Presença ilustre de Fernando Brant no lançamento do livro Dois Lados da Mesma Viagem (2013), na Livraria Quixote (BH)
Apesar
de continuar lidando com música, não tenho ambição de ser músico profissional,
algo que já quis em outros tempos. Após defender o mestrado, cismei que
ganharia a vida tocando violão em barzinho. Alguns amigos meus tinham e tem
essa profissão, e eu achava que isso seria melhor que a burocrática carreira
acadêmica que se anunciava.
Cartaz de show, produzido pelo próprio autor.
Se
minha relação com música hoje em dia é teórica num lado e prática no outro, é
porque aprendi nos barzinhos que amar e fazer música são contas
que nem sempre batem. Na minha curta carreira como músico de bar, enfrentei
bravamente as madrugadas com alegria e fôlego, e creio que até fiz alguns olhos
e ouvidos brilharem. Mas...
As
frustrações cresciam como mato. Ainda que meu repertório fosse popular, as
pessoas pediam que eu tocasse material do infame sertanejo universitário. Fazia
apresentações de três horas em média, sozinho, as vezes sem intervalo. Em
alguns lugares, sequer me davam o que comer, muito menos transporte, e por
várias vezes pagavam menos que o combinado. Já fiz shows longos por 50 reais,
por 10 reais, já toquei de graça, já paguei para tocar. Ouvi desaforo de dono
de bar, mais de uma vez, coisas por vezes mesquinhas e rancorosas. Percebi que
o músico pertence ao lado fraco da predatória cadeia do entretenimento
regional.
Antes
disso, tive bandas na época de faculdade, em São João del-Rei (MG), coisas
consideradas mais cult – e aqui preciso fazer um parêntese: é engraçado
como o erudito de ontem se torna o popular de hoje, e viceversa. Por exemplo,
quando toquei bandolim em um grupo de chorinho, fui acusado por algumas pessoas
de trair minhas raízes de músico popular. Como se o choro tivesse sido música
das cortes reais ou da aristocracia européia na Idade Média...
Sobre
o "popular" de então, participei também de bandas de pop rock, mesmo
no período da faculdade, e até antes. Poucas composições minhas deram o ar da
graça nessas bandas. Tocar material autoral sempre representou algo meio que de
resistência, como se o zeitgeist da minha geração fosse a lógica
"Emerson Nogueira"; uma constante reciclagem de hits cristalizados no
tempo, um eterno ruminar das enquetes radiofônicas dos tempos áureos da
indústria fonográfica.
No
entanto, quando ainda pensava em investir no trabalho autoral para valer,
demorei a adequar minhas ambições aos novos tempos de mp3, pirataria e nichos
de mercado. Sonhava anacrônico, hipnotizado com as histórias que lia sobre
tantas bandas que alcançaram um alto patamar de respeito profissional. Os
primeiros sites populares de internet (e, ainda antes, revistas como a Showbizz)

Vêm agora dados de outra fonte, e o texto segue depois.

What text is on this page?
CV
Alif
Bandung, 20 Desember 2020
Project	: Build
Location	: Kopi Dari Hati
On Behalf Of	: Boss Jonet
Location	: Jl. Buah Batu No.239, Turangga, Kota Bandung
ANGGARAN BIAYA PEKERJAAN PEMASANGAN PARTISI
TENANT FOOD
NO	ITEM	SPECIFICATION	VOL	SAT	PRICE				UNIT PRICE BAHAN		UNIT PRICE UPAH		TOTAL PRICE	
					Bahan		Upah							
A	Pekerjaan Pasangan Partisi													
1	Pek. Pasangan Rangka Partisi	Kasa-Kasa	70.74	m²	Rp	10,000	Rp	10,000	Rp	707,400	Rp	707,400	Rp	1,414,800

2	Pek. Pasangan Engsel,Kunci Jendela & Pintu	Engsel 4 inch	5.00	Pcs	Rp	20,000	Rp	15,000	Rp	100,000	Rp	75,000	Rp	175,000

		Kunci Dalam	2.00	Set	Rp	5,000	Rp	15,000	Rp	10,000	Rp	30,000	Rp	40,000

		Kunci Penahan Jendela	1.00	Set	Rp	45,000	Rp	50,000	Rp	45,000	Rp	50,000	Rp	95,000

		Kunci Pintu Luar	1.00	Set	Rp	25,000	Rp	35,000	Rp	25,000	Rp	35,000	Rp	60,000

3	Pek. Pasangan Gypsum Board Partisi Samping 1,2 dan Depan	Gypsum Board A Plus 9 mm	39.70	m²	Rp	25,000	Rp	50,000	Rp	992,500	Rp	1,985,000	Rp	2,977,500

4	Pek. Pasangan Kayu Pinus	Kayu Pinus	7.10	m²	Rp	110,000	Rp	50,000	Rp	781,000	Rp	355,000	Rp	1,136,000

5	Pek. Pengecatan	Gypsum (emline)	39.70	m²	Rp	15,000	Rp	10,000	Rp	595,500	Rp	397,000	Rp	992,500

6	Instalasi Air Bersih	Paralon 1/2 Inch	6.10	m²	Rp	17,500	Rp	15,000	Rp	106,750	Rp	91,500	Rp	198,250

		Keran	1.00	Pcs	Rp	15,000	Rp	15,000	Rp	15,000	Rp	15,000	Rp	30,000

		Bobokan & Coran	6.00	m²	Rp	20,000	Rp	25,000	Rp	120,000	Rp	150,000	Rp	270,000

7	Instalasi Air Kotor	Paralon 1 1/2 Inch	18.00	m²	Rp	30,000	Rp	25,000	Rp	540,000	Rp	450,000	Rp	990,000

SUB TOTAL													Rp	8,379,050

narravam as lendas de artistas iluminados, recompensados pelo seu dom, ricos e
adorados por milhões. Eu buscava a opulência e a fama dos dinossauros da música
popular, acreditava ter o potencial para conquistar um lugar ao sol do
inconsciente coletivo. Em
2001, tive uma banda onde as promessas que orbitavam eram grandes. Até nosso
nome era divino: Mahadeva. Nossa formação lembrava o Abba, com dois homens e
duas meninas lindas. O irmão do baterista tinha um estúdio, onde iríamos gravar
nosso CD (e até gravamos uma composição antiga minha, chamada Som de Sonho).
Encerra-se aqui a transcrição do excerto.